Bank I used was: ICICI bank.




Banks are extremely slow movers, probably for somewhat valid reasons since every little change must be examined and tested in the extreme for defects, vulnerabilities and regulatory compliance.

Adding that it actually takes a fair amount of work to make browser back/forward buttons work in a web application, it is really no wonder that the situation is what it is.


The back button exists, banks can not refuse to allow its use. All they can do is warn against its use.

Have a unique hidden input for every form. If a user goes back, regenerate the form.

If a form is somehow resubmitted, print a nice message saying saying that transaction was already submitted.


My bank immediately logs me out if I hit the back button (instead of using their "go back" link) at any time during a logged-in session. That's whether I'm making a payment, looking at my statements, setting up direct-debits etc, or just sitting ambiently on the home-screen. It's incredibly annoying.


I google that and this was my third result.
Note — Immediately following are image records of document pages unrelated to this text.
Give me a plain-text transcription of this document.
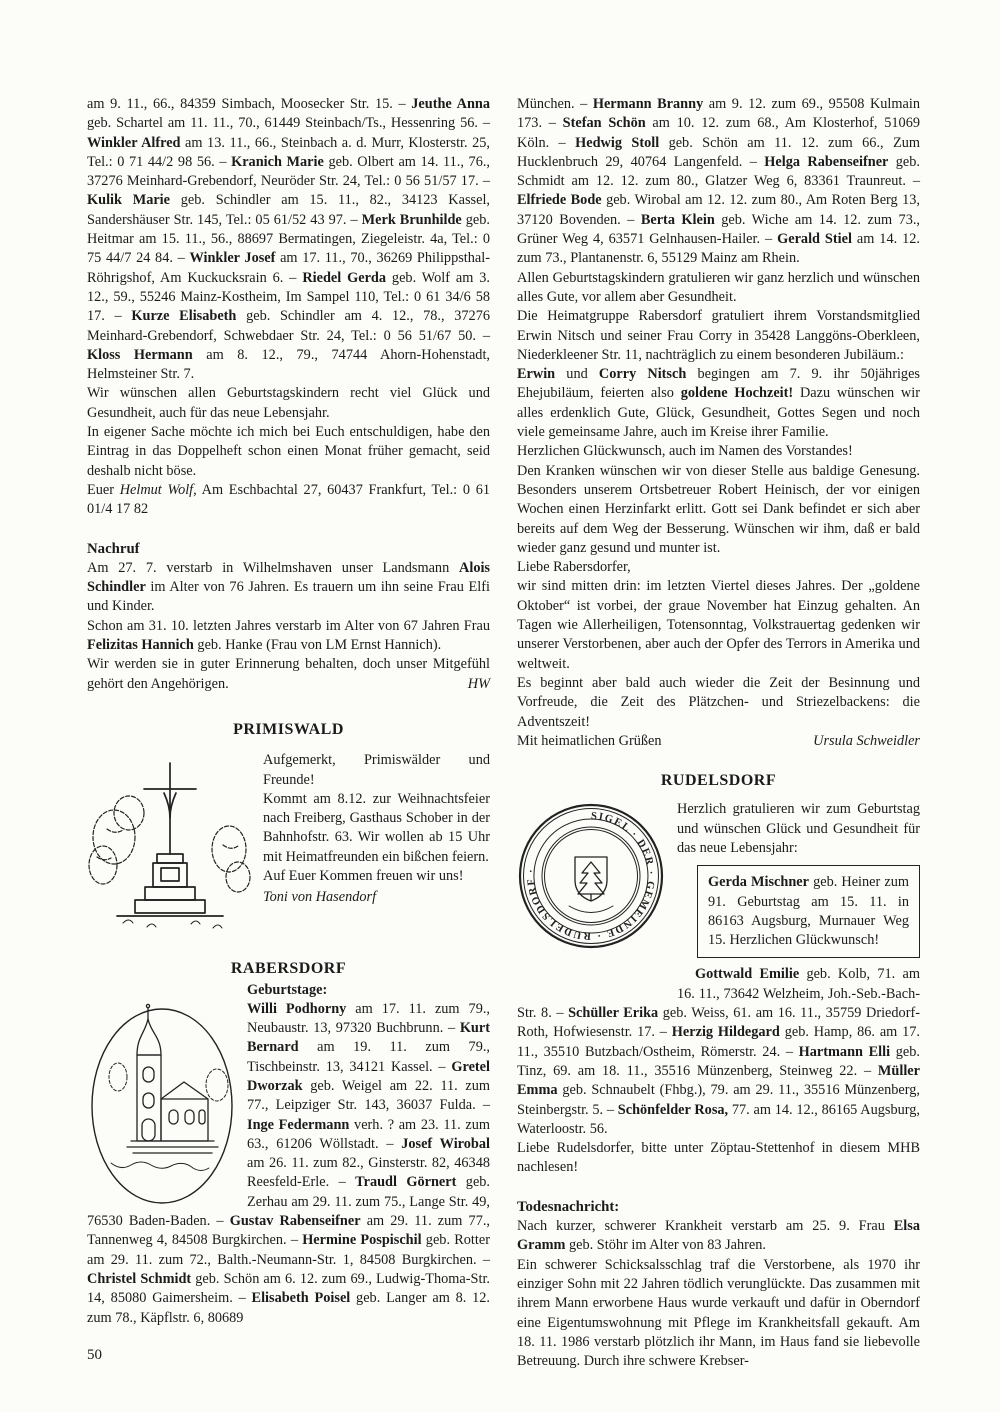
am 9. 11., 66., 84359 Simbach, Moosecker Str. 15. – Jeuthe Anna geb. Schartel am 11. 11., 70., 61449 Steinbach/Ts., Hessenring 56. – Winkler Alfred am 13. 11., 66., Steinbach a. d. Murr, Klosterstr. 25, Tel.: 0 71 44/2 98 56. – Kranich Marie geb. Olbert am 14. 11., 76., 37276 Meinhard-Grebendorf, Neuröder Str. 24, Tel.: 0 56 51/57 17. – Kulik Marie geb. Schindler am 15. 11., 82., 34123 Kassel, Sandershäuser Str. 145, Tel.: 05 61/52 43 97. – Merk Brunhilde geb. Heitmar am 15. 11., 56., 88697 Bermatingen, Ziegeleistr. 4a, Tel.: 0 75 44/7 24 84. – Winkler Josef am 17. 11., 70., 36269 Philippsthal-Röhrigshof, Am Kuckucksrain 6. – Riedel Gerda geb. Wolf am 3. 12., 59., 55246 Mainz-Kostheim, Im Sampel 110, Tel.: 0 61 34/6 58 17. – Kurze Elisabeth geb. Schindler am 4. 12., 78., 37276 Meinhard-Grebendorf, Schwebdaer Str. 24, Tel.: 0 56 51/67 50. – Kloss Hermann am 8. 12., 79., 74744 Ahorn-Hohenstadt, Helmsteiner Str. 7.

Wir wünschen allen Geburtstagskindern recht viel Glück und Gesundheit, auch für das neue Lebensjahr.

In eigener Sache möchte ich mich bei Euch entschuldigen, habe den Eintrag in das Doppelheft schon einen Monat früher gemacht, seid deshalb nicht böse.

Euer Helmut Wolf, Am Eschbachtal 27, 60437 Frankfurt, Tel.: 0 61 01/4 17 82

Nachruf

Am 27. 7. verstarb in Wilhelmshaven unser Landsmann Alois Schindler im Alter von 76 Jahren. Es trauern um ihn seine Frau Elfi und Kinder.

Schon am 31. 10. letzten Jahres verstarb im Alter von 67 Jahren Frau Felizitas Hannich geb. Hanke (Frau von LM Ernst Hannich).

Wir werden sie in guter Erinnerung behalten, doch unser Mitgefühl gehört den Angehörigen.	HW

PRIMISWALD

Aufgemerkt, Primiswälder und Freunde!

Kommt am 8.12. zur Weihnachtsfeier nach Freiberg, Gasthaus Schober in der Bahnhofstr. 63. Wir wollen ab 15 Uhr mit Heimatfreunden ein bißchen feiern.

Auf Euer Kommen freuen wir uns!

Toni von Hasendorf

RABERSDORF

Geburtstage:

Willi Podhorny am 17. 11. zum 79., Neubaustr. 13, 97320 Buchbrunn. – Kurt Bernard am 19. 11. zum 79., Tischbeinstr. 13, 34121 Kassel. – Gretel Dworzak geb. Weigel am 22. 11. zum 77., Leipziger Str. 143, 36037 Fulda. – Inge Federmann verh. ? am 23. 11. zum 63., 61206 Wöllstadt. – Josef Wirobal am 26. 11. zum 82., Ginsterstr. 82, 46348 Reesfeld-Erle. – Traudl Görnert geb. Zerhau am 29. 11. zum 75., Lange Str. 49, 76530 Baden-Baden. – Gustav Rabenseifner am 29. 11. zum 77., Tannenweg 4, 84508 Burgkirchen. – Hermine Pospischil geb. Rotter am 29. 11. zum 72., Balth.-Neumann-Str. 1, 84508 Burgkirchen. – Christel Schmidt geb. Schön am 6. 12. zum 69., Ludwig-Thoma-Str. 14, 85080 Gaimersheim. – Elisabeth Poisel geb. Langer am 8. 12. zum 78., Käpflstr. 6, 80689

München. – Hermann Branny am 9. 12. zum 69., 95508 Kulmain 173. – Stefan Schön am 10. 12. zum 68., Am Klosterhof, 51069 Köln. – Hedwig Stoll geb. Schön am 11. 12. zum 66., Zum Hucklenbruch 29, 40764 Langenfeld. – Helga Rabenseifner geb. Schmidt am 12. 12. zum 80., Glatzer Weg 6, 83361 Traunreut. – Elfriede Bode geb. Wirobal am 12. 12. zum 80., Am Roten Berg 13, 37120 Bovenden. – Berta Klein geb. Wiche am 14. 12. zum 73., Grüner Weg 4, 63571 Gelnhausen-Hailer. – Gerald Stiel am 14. 12. zum 73., Plantanenstr. 6, 55129 Mainz am Rhein.

Allen Geburtstagskindern gratulieren wir ganz herzlich und wünschen alles Gute, vor allem aber Gesundheit.

Die Heimatgruppe Rabersdorf gratuliert ihrem Vorstandsmitglied Erwin Nitsch und seiner Frau Corry in 35428 Langgöns-Oberkleen, Niederkleener Str. 11, nachträglich zu einem besonderen Jubiläum.:

Erwin und Corry Nitsch begingen am 7. 9. ihr 50jähriges Ehejubiläum, feierten also goldene Hochzeit! Dazu wünschen wir alles erdenklich Gute, Glück, Gesundheit, Gottes Segen und noch viele gemeinsame Jahre, auch im Kreise ihrer Familie.

Herzlichen Glückwunsch, auch im Namen des Vorstandes!

Den Kranken wünschen wir von dieser Stelle aus baldige Genesung. Besonders unserem Ortsbetreuer Robert Heinisch, der vor einigen Wochen einen Herzinfarkt erlitt. Gott sei Dank befindet er sich aber bereits auf dem Weg der Besserung. Wünschen wir ihm, daß er bald wieder ganz gesund und munter ist.

Liebe Rabersdorfer,

wir sind mitten drin: im letzten Viertel dieses Jahres. Der „goldene Oktober“ ist vorbei, der graue November hat Einzug gehalten. An Tagen wie Allerheiligen, Totensonntag, Volkstrauertag gedenken wir unserer Verstorbenen, aber auch der Opfer des Terrors in Amerika und weltweit.

Es beginnt aber bald auch wieder die Zeit der Besinnung und Vorfreude, die Zeit des Plätzchen- und Striezelbackens: die Adventszeit!

Mit heimatlichen Grüßen	Ursula Schweidler

RUDELSDORF
SIGEL · DER · GEMEINDE · RUDELSDORF ·

Herzlich gratulieren wir zum Geburtstag und wünschen Glück und Gesundheit für das neue Lebensjahr:

Gerda Mischner geb. Heiner zum 91. Geburtstag am 15. 11. in 86163 Augsburg, Murnauer Weg 15. Herzlichen Glückwunsch!

Gottwald Emilie geb. Kolb, 71. am 16. 11., 73642 Welzheim, Joh.-Seb.-Bach-Str. 8. – Schüller Erika geb. Weiss, 61. am 16. 11., 35759 Driedorf-Roth, Hofwiesenstr. 17. – Herzig Hildegard geb. Hamp, 86. am 17. 11., 35510 Butzbach/Ostheim, Römerstr. 24. – Hartmann Elli geb. Tinz, 69. am 18. 11., 35516 Münzenberg, Steinweg 22. – Müller Emma geb. Schnaubelt (Fhbg.), 79. am 29. 11., 35516 Münzenberg, Steinbergstr. 5. – Schönfelder Rosa, 77. am 14. 12., 86165 Augsburg, Waterloostr. 56.

Liebe Rudelsdorfer, bitte unter Zöptau-Stettenhof in diesem MHB nachlesen!

Todesnachricht:

Nach kurzer, schwerer Krankheit verstarb am 25. 9. Frau Elsa Gramm geb. Stöhr im Alter von 83 Jahren.

Ein schwerer Schicksalsschlag traf die Verstorbene, als 1970 ihr einziger Sohn mit 22 Jahren tödlich verunglückte. Das zusammen mit ihrem Mann erworbene Haus wurde verkauft und dafür in Oberndorf eine Eigentumswohnung mit Pflege im Krankheitsfall gekauft. Am 18. 11. 1986 verstarb plötzlich ihr Mann, im Haus fand sie liebevolle Betreuung. Durch ihre schwere Krebser-

50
http://www.gcflearnfree.org/internetsafety/6/print

Topic 6 talks about it. So simple.


I suspect the OP is asking why bank websites do not gracefully handle the back button and prevent the errors mentioned on that page.


Except that you don't get charged twice on Amazon or basically any web merchant when using the back button.


You won't get charged twice on any well-written site, but I'm still careful with the back button around any transaction.

It's not really an issue at either of my banks, because a transaction is a lot more than merely submitting a form, and requires authorization with a single-use code. But webshops tend to have far more linear transactions, and I don't always fully trust them to use the back button the way I think it should work.